Titre : « Mon cours d’économie idéal. 8 brèves leçons pour tout comprendre. »
Auteur(s) : Yanis Varoufakis, ancien ministre des Finances de la Grèce (2015)
Année de publication : 2016.
JEL Classification Code / Thème : A. General Economics and Teaching
I. Résumé de l’ouvrage
« Ce livre n’a pas été conçu pour ennuyer le lecteur. Il a été écrit pour mettre à l’épreuve la capacité de son auteur à convaincre une adolescente récalcitrante que l’économie est trop importante pour être laissée aux seuls économistes. Et qu’elle peut même être amusante. En fait, je l’ai rédigé pour tester les limites de ma propre compréhension : si je ne suis pas capable d’énoncer clairement les questions fondamentales de l’économie, c’est que je ne les conçois pas bien moi-même. » Avec cet ouvrage, Yanis Varoufakis développe en effet un cours d’économie qu’il destine à sa fille. Il explique donc de manière simplifiée les grands thèmes économiques (le prix, la valeur, le profit, les crises, l’Etat) à travers 8 brèves leçons. En mobilisant des références plus atypiques comme Matrix ou Blade Runner, ce livre est donc une bonne introduction à l’économie.

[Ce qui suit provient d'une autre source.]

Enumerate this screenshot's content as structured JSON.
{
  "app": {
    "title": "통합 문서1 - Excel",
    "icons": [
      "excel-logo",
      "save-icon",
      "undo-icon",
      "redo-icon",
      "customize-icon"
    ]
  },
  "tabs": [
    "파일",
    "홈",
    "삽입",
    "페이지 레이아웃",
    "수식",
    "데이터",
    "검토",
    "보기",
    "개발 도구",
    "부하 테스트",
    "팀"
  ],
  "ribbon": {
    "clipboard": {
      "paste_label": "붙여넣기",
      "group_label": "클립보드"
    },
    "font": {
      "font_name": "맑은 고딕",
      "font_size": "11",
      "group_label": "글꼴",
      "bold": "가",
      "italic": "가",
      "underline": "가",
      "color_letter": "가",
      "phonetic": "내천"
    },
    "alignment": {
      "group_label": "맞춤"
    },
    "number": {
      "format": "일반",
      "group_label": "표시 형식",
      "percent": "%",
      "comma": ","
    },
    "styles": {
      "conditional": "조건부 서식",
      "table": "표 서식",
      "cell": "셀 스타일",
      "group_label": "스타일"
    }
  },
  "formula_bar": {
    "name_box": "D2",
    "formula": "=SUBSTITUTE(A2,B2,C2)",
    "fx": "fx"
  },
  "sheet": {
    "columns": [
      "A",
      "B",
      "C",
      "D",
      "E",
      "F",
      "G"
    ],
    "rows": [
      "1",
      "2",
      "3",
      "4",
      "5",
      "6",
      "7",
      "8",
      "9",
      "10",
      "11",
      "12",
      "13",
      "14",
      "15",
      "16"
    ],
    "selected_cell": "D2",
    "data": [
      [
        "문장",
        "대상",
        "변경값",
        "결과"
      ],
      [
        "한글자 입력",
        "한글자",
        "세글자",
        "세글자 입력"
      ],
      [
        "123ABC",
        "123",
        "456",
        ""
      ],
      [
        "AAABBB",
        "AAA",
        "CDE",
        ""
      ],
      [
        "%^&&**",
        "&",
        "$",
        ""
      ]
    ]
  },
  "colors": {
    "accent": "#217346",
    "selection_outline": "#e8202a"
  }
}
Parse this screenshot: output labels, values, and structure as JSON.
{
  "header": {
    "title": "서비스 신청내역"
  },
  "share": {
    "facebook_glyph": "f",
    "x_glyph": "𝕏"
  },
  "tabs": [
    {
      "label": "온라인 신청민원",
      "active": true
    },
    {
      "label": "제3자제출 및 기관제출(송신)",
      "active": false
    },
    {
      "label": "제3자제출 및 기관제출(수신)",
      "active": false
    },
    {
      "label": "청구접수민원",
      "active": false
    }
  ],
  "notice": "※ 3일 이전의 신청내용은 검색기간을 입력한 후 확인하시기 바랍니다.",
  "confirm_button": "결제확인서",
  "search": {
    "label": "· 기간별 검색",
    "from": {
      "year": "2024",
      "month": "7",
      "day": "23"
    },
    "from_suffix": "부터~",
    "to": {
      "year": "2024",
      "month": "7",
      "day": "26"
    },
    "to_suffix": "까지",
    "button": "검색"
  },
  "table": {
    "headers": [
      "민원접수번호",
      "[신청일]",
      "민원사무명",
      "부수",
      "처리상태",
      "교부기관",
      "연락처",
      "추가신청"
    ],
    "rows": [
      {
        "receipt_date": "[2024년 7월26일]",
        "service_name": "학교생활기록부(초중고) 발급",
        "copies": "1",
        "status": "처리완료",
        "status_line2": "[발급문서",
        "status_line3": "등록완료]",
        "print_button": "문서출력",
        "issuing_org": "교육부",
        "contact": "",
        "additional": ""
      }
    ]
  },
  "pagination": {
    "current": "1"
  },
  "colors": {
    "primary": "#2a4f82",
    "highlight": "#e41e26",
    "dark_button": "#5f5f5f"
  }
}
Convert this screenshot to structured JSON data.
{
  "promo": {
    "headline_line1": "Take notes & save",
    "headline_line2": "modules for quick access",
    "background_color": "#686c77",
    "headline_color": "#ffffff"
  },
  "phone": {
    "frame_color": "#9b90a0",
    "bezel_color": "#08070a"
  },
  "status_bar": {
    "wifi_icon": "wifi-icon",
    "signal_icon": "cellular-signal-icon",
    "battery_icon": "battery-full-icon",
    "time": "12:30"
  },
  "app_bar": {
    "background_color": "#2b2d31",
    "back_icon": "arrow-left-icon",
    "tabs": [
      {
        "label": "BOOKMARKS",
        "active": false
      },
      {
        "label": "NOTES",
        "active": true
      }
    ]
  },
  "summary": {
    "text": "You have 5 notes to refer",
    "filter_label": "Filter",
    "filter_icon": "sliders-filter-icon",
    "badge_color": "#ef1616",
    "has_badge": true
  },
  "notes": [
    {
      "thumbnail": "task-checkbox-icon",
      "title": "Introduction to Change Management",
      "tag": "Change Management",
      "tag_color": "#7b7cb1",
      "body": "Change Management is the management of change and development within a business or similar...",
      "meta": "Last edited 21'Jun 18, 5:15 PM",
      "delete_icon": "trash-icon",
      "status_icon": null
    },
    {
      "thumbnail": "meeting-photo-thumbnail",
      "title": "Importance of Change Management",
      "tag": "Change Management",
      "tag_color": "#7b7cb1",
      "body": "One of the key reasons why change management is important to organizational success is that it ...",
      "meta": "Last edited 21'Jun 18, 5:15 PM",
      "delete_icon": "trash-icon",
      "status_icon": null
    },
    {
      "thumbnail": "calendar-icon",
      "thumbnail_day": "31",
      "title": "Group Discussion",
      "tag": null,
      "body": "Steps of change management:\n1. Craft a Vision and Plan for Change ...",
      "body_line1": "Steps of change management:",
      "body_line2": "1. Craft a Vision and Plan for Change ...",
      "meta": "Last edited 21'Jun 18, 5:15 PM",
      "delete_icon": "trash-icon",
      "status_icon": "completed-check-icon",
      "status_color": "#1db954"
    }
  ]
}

II. Contexte de l’œuvre / Analyse critique
Ce livre est publié une année après le passage de Varoufakis au ministère des Finances de la Grèce et donc au sommet de son exposition médiatique. Dans son style très engagé, il débute par la question des inégalités qu’il pose comme centrale dans son système économique simplifié. Naturellement, cela traduit un parti pris idéologique et l’on retrouve au fil du livre la pensée économique de Varoufakis qui se qualifie lui-même de « marxiste libertaire ». Néanmoins, au-delà de ce positionnement idéologique qu’il est important d’avoir en tête, le livre est agréable à lire et permet d’appréhender les grandes notions économiques sous des angles différents. Même si cet exemple est très connu, il explique notamment la monnaie par l’intermédiaire des cigarettes dans les camps de prisonniers allemands lors de la Seconde Guerre Mondiale.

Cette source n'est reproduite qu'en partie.